If the partnership were required to separately identify, on the Schedule K-1 issued to each general partner or managing member, the portion of any income allocation attributable to a profits interest held in lieu of a management fee or performance fee, revenue estimators would have a direct measure of the base. The Joint Committee on Taxation, Treasury's Office of Tax Analysis, and outside researchers would no longer need to impute carried interest amounts. This additional information would allow more precise revenue estimates and allow for a true assessment of the value of any change to the taxation of carried interest.

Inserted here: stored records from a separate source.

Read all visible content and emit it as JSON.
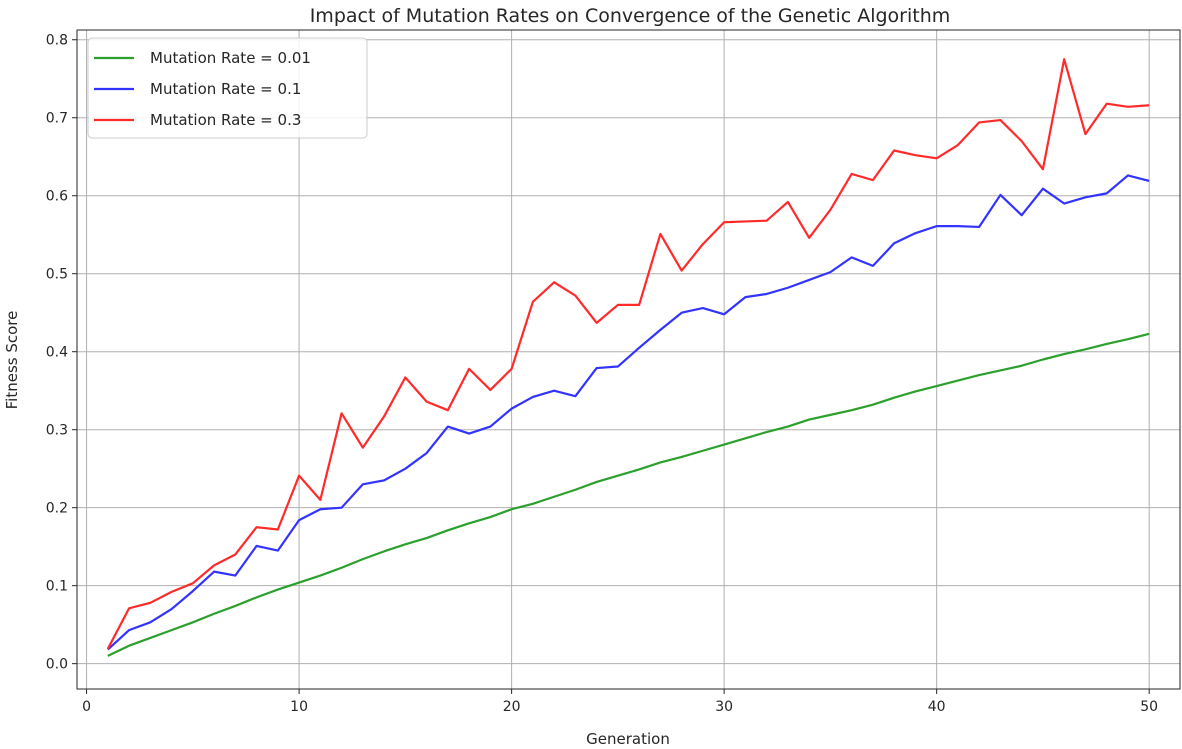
{
  "chart_data": {
    "type": "line",
    "title": "Impact of Mutation Rates on Convergence of the Genetic Algorithm",
    "xlabel": "Generation",
    "ylabel": "Fitness Score",
    "xlim": [
      -0.45,
      51.45
    ],
    "ylim": [
      -0.0325,
      0.8125
    ],
    "xticks": [
      0,
      10,
      20,
      30,
      40,
      50
    ],
    "yticks": [
      0.0,
      0.1,
      0.2,
      0.3,
      0.4,
      0.5,
      0.6,
      0.7,
      0.8
    ],
    "grid": true,
    "legend_position": "top-left",
    "x": [
      1,
      2,
      3,
      4,
      5,
      6,
      7,
      8,
      9,
      10,
      11,
      12,
      13,
      14,
      15,
      16,
      17,
      18,
      19,
      20,
      21,
      22,
      23,
      24,
      25,
      26,
      27,
      28,
      29,
      30,
      31,
      32,
      33,
      34,
      35,
      36,
      37,
      38,
      39,
      40,
      41,
      42,
      43,
      44,
      45,
      46,
      47,
      48,
      49,
      50
    ],
    "series": [
      {
        "name": "Mutation Rate = 0.01",
        "color": "#2ca02c",
        "values": [
          0.01,
          0.023,
          0.033,
          0.043,
          0.053,
          0.064,
          0.074,
          0.085,
          0.095,
          0.104,
          0.113,
          0.123,
          0.134,
          0.144,
          0.153,
          0.161,
          0.171,
          0.18,
          0.188,
          0.198,
          0.205,
          0.214,
          0.223,
          0.233,
          0.241,
          0.249,
          0.258,
          0.265,
          0.273,
          0.281,
          0.289,
          0.297,
          0.304,
          0.313,
          0.319,
          0.325,
          0.332,
          0.341,
          0.349,
          0.356,
          0.363,
          0.37,
          0.376,
          0.382,
          0.39,
          0.397,
          0.403,
          0.41,
          0.416,
          0.423
        ]
      },
      {
        "name": "Mutation Rate = 0.1",
        "color": "#3333ff",
        "values": [
          0.018,
          0.043,
          0.053,
          0.07,
          0.093,
          0.118,
          0.113,
          0.151,
          0.145,
          0.184,
          0.198,
          0.2,
          0.23,
          0.235,
          0.25,
          0.27,
          0.304,
          0.295,
          0.304,
          0.327,
          0.342,
          0.35,
          0.343,
          0.379,
          0.381,
          0.405,
          0.428,
          0.45,
          0.456,
          0.448,
          0.47,
          0.474,
          0.482,
          0.492,
          0.502,
          0.521,
          0.51,
          0.539,
          0.552,
          0.561,
          0.561,
          0.56,
          0.601,
          0.575,
          0.609,
          0.59,
          0.598,
          0.603,
          0.626,
          0.619
        ]
      },
      {
        "name": "Mutation Rate = 0.3",
        "color": "#ff2a2a",
        "values": [
          0.019,
          0.071,
          0.078,
          0.092,
          0.103,
          0.126,
          0.14,
          0.175,
          0.172,
          0.241,
          0.21,
          0.321,
          0.277,
          0.317,
          0.367,
          0.336,
          0.325,
          0.378,
          0.351,
          0.378,
          0.464,
          0.489,
          0.472,
          0.437,
          0.46,
          0.46,
          0.551,
          0.504,
          0.538,
          0.566,
          0.567,
          0.568,
          0.592,
          0.546,
          0.582,
          0.628,
          0.62,
          0.658,
          0.652,
          0.648,
          0.665,
          0.694,
          0.697,
          0.67,
          0.634,
          0.775,
          0.679,
          0.718,
          0.714,
          0.716
        ]
      }
    ]
  }
}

Furthermore, the additional reporting would likely lead to an increase in compliance, and thus possibly more revenue.
Footnotes
- 1
See for example: Fleischer, Victor, Two and Twenty: Taxing Partnership Profits in Private Equity Funds. New York University Law Review, 2008, U of Colorado Law Legal Studies Research Paper No. 06-27, UCLA School of Law, Law-Econ Research Paper No. 06-11, Available here. Section 1231 gains arise from the sale or exchange of real or depreciable property used in a trade or business and held for more than one year, such as buildings, machinery, or land.
- 2
The use of carried interest does not convert ordinary income into capital gains at the aggregate level, but instead reallocates these income types between parties. Managers receive capital gains and dividends rather than ordinary salary income, while investors receive less dividend and capital gains income than they otherwise would.
- 3
There is often a management fee of 2 percent of investment that is taxed at ordinary rates. Hurdle rates can differ as well. Certain contracts offer ‘hard’ or ‘soft’ hurdle. If the former is in a place, a partner only receives carried interest on amounts above the hurdle rate while under the latter, a partner receives return on the entire portion after the hurdle rate has been reached. The percent that is carried interest can also vary by deal and be lower or higher than 20 percent in the stylized example.
- 4
The legislation was H.R. 2834 (2007), H.R. 3996 (2007), H.R. 6275 (passed as the Alternative Minimum Tax Relief Act of 2008), H.R. 1935 (2009) and H.R. 4213 (2009).
- 5
The Joint Committee on Taxation (JCT) estimated the revenue effect of this change to be just over $1 billion over ten years.
- 6
The proposal was paired with taxing capital gains at ordinary rates for taxpayers earning more than $1 million in Adjusted Gross Income (AGI).
- 7
Cooper, Michael, John McClelland, James Pearce, Richard Prisinzano, Joseph Sullivan, Danny Yagan, Owen Zidar, and Eric Zwick. “Business in the United States: Who Owns it and How Much Tax Do They Pay?” Office of Tax Analysis Working Paper 104, October 2015. https://home.treasury.gov/system/files/131/wp-104.pdf
- 8
Love, Michael, ”Who benefits from partnership flexibility?”, Journal of Public Economics, Volume 251, 2025. Available here.
- 9
An argument could be made that this building up is contributed capital and should not be treated as ordinary income. For example, if a partner receives $100 in profits, but it is not distributed, it will increase the partner’s capital share. The earnings related to any gain on the $100 could be treated similarly to employee share purchases.
- 10
This simple calculation assumes that each capital share grows at the same rate. It is possible this does not hold. It is also possible that a partner yields a profit interest to ’pay’ the carried interest. In this case we are illustrating the simplest case.
- 11
These estimates include a deduction for labor expenses by businesses, which arises from the change in compensation to labor income.
- 12
Section 1231 gains arise from the sale or exchange of real or depreciable property used in a trade or business and held for more than one year, such as buildings, machinery, or land.